Mr Palmer’s company Queensland Nickel is refusing to pay a $6.2 million carbon tax bill and is challenging the tax in the courts.
His Palmer United Party (PUP) has campaigned to remove the carbon tax and compensate big polluting companies for their first year of liabilities.
The Queensland MP will abstain from voting on the federal government’s carbon tax repeal legislation currently before the parliament to avoid a conflict of interest.
The CER, the entity tasked with enforcing payment of the carbon price, has told a Senate estimates committee it’s in talks with Queensland Nickel and can’t comment about specifics.
“What I can say is we’re in discussions with Queensland Nickel about how they might pay their outstanding debt,” CER general counsel Geoff Purvis-Smith said on Monday.
“We will pursue these debts in accordance with the Financial Management and Accountability Act.”

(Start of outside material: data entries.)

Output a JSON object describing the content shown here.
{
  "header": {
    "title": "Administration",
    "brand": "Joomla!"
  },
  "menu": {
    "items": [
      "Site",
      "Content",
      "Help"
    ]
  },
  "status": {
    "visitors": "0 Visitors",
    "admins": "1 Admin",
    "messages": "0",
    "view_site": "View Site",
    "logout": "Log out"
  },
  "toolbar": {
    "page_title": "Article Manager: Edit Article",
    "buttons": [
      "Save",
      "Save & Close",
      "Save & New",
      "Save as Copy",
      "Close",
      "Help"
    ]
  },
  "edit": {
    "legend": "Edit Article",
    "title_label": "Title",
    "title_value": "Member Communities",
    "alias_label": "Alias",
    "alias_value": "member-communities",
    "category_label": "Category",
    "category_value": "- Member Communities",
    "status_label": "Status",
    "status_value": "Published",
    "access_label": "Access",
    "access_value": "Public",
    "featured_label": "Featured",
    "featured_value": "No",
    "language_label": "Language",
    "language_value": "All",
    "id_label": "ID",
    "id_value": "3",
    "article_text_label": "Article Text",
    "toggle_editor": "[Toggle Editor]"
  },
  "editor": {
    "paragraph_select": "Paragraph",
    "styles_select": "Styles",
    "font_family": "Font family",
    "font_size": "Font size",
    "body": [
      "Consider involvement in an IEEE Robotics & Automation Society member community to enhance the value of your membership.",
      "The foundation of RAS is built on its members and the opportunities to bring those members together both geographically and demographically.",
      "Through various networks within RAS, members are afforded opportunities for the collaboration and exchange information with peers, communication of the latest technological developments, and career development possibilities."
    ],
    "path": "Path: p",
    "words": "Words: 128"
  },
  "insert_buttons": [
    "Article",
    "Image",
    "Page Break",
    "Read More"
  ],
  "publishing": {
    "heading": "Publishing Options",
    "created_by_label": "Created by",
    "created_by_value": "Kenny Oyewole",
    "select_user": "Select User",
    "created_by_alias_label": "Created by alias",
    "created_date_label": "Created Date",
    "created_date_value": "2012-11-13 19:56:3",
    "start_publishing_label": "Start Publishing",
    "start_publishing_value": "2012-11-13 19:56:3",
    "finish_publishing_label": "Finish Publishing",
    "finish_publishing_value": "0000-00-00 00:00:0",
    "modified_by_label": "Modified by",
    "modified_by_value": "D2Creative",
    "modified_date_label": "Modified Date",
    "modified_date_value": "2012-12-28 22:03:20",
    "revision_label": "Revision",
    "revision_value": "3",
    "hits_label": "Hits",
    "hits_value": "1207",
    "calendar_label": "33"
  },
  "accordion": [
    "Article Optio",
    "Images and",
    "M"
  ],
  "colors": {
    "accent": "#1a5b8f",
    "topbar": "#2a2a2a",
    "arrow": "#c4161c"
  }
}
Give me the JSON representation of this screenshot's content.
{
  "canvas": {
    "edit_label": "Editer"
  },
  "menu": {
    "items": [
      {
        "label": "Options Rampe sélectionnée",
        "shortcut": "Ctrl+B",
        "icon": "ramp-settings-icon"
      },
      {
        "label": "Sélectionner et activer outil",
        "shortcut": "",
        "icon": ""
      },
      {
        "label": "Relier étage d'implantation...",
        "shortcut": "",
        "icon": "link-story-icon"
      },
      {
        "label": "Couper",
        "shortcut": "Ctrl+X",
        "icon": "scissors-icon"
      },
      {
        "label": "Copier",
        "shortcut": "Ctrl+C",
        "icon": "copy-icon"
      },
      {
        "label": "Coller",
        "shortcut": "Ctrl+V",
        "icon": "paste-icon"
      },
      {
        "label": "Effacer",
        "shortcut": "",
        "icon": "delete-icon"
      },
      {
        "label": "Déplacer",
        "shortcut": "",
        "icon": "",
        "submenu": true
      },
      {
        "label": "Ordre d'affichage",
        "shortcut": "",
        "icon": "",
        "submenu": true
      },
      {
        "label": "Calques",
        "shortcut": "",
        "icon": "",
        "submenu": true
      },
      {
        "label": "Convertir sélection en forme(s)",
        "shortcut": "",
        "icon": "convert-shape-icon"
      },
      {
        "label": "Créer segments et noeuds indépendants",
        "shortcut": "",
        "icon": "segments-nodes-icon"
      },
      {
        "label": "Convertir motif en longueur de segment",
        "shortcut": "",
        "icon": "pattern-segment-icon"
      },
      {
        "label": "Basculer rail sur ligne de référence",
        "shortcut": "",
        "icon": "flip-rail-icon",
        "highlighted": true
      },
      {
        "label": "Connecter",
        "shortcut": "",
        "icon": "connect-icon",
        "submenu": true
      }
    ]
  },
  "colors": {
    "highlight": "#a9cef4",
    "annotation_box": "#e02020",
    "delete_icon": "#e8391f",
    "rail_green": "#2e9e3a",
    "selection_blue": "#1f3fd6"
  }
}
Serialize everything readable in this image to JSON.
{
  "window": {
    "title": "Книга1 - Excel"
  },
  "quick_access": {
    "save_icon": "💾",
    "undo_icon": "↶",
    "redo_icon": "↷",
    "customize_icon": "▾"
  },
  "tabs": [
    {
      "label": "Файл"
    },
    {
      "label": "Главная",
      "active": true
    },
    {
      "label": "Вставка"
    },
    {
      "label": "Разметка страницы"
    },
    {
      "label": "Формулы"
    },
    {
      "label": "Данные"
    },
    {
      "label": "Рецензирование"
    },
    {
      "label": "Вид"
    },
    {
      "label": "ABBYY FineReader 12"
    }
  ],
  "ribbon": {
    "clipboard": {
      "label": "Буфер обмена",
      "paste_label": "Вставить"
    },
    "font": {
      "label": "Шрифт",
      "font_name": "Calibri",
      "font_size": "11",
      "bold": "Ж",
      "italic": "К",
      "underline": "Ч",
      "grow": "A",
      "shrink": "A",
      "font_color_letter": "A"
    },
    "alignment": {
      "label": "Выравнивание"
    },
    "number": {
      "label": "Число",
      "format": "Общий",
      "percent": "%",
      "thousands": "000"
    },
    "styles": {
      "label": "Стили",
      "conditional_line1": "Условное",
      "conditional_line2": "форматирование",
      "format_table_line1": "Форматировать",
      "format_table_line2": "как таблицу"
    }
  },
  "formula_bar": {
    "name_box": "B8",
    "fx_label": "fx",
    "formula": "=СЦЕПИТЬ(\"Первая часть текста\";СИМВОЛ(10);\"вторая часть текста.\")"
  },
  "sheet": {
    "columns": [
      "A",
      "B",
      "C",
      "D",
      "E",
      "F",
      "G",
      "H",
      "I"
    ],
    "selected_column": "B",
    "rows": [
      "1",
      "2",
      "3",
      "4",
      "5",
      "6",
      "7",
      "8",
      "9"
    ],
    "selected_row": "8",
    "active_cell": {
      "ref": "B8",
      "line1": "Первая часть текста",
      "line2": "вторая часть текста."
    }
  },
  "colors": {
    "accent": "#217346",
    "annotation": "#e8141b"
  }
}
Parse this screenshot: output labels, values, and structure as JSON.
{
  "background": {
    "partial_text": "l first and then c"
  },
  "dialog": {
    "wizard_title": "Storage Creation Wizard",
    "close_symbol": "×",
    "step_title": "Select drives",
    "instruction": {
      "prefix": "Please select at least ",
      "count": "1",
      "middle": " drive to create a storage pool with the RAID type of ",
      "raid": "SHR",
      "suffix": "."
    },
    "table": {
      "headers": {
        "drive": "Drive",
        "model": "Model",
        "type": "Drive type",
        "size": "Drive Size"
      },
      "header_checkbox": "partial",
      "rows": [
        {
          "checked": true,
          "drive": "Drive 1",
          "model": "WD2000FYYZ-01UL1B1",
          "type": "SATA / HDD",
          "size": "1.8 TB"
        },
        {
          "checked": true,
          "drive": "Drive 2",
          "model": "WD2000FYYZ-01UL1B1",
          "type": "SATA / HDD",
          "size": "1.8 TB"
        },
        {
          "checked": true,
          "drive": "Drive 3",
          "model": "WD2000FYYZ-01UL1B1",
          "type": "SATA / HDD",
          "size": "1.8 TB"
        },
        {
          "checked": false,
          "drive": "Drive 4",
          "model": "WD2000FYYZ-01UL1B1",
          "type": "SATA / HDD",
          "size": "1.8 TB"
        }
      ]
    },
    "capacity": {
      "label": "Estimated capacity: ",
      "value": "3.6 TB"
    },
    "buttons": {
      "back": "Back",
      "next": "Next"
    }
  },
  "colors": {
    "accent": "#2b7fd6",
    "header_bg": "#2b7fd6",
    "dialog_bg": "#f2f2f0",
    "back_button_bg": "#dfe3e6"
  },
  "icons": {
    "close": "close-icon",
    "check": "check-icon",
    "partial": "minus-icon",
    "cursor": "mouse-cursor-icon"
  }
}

The last time the regulator communicated with Queensland Nickel was at the end of October, he added. Queensland Nickel is one of just three companies that hasn’t paid its carbon liability.
Mr Purvis-Smith wouldn’t comment on when the CER expected to collect its debt, but agreed Queensland Nickel couldn’t continue to evade its payments forever.
He said the regulator would be pursuing the best possible return for the Commonwealth.
“Our preference for this stage is that they pay the full amount that’s outstanding, including the interest,” he said.